One day, Tad brought us a wondrous concoction from a natural foods store he had come upon in his travels up and down the Pacific Coast Highway. It involved a big scoop of strawberry-flavored yogurt topped with a ton of a toasted, nutsy-grainy substance called granola. What a grand thing!  

Who among the activists and protestors of those days knew that various granolas had been developed and promoted in the 1870s by Kellogg and Post and gone nowhere, until the health food movement of the 1960s seized the day and brought it back, in all its raisins and sunflower seeds? Who but me would find it weirdly charming to discover granola paired with crapola in the dictionary, as examples of words formed by adding "an ending of no precise significance" to an existing word?

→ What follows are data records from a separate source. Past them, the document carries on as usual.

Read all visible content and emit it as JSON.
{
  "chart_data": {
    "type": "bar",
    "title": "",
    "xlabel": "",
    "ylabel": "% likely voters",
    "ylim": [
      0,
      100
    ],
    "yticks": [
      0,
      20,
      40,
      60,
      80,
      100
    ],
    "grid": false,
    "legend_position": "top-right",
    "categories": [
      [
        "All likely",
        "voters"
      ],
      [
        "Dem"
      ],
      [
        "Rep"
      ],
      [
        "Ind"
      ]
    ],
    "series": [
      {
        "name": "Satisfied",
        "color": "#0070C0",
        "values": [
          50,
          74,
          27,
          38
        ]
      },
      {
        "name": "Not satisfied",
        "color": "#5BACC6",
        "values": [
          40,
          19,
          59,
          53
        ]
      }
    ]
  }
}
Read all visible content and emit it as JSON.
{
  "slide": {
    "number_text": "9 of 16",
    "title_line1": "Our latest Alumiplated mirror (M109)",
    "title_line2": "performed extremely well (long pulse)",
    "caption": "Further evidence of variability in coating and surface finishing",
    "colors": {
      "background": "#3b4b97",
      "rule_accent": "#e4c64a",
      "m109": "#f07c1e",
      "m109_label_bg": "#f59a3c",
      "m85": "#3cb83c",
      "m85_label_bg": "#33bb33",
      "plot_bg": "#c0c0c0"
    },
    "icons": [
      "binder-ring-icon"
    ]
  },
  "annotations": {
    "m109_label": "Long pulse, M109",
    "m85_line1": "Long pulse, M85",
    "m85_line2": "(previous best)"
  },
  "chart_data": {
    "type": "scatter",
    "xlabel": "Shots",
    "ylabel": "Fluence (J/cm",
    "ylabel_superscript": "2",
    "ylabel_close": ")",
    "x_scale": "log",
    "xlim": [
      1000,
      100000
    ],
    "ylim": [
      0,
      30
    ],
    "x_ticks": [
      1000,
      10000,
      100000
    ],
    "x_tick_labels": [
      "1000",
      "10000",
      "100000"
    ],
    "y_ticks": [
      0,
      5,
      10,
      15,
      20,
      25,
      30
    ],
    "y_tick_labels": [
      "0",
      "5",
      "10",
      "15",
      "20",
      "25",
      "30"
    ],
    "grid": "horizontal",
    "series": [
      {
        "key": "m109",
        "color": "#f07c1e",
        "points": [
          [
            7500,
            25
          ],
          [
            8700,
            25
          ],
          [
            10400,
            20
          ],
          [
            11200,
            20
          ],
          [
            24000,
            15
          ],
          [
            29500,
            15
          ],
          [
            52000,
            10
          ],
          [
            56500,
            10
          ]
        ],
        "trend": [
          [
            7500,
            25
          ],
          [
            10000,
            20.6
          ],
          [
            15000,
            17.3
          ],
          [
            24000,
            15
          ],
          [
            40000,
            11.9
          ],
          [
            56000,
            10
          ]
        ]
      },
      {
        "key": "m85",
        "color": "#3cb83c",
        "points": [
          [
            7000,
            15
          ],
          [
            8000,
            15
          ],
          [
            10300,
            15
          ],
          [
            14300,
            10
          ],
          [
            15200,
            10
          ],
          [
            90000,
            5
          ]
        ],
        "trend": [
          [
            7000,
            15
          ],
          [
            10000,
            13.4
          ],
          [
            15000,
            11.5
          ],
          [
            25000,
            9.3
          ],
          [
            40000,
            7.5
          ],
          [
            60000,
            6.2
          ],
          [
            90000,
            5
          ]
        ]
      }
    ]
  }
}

Good old granola has continued to be of particular significance in my life, ever since our brush with the Fuller salesman. But I do not buy granola. I must make it. This great recipe I received recently from one of my subscribers is about to overtake my formerly favorite granola:

Linda's Granola Goodness

4½ cups old-fashioned rolled oats (not quick)
1 cup slivered almonds
¾ cup chopped walnuts
½ cup golden raisins
½ cup dark raisins
1/3 cup pumpkin seeds
¼ cup sunflower seeds
1/3 cup brown sugar
2 Tablespoons molasses
1/3 cup real maple syrup
½ cup peanut oil
2 teaspoons cinnamon
½ teaspoon grated nutmeg

Preheat the oven to 350°. Lightly grease a cookie sheet or jelly-roll pan. In a large bowl, combine all the ingredients, stirring really well. Spread the mixture evenly on the pan and place it in the oven. Bake for 20 minutes, stirring every 7 minutes. Serve with milk; or over yogurt, surrounded by sliced kiwifruit.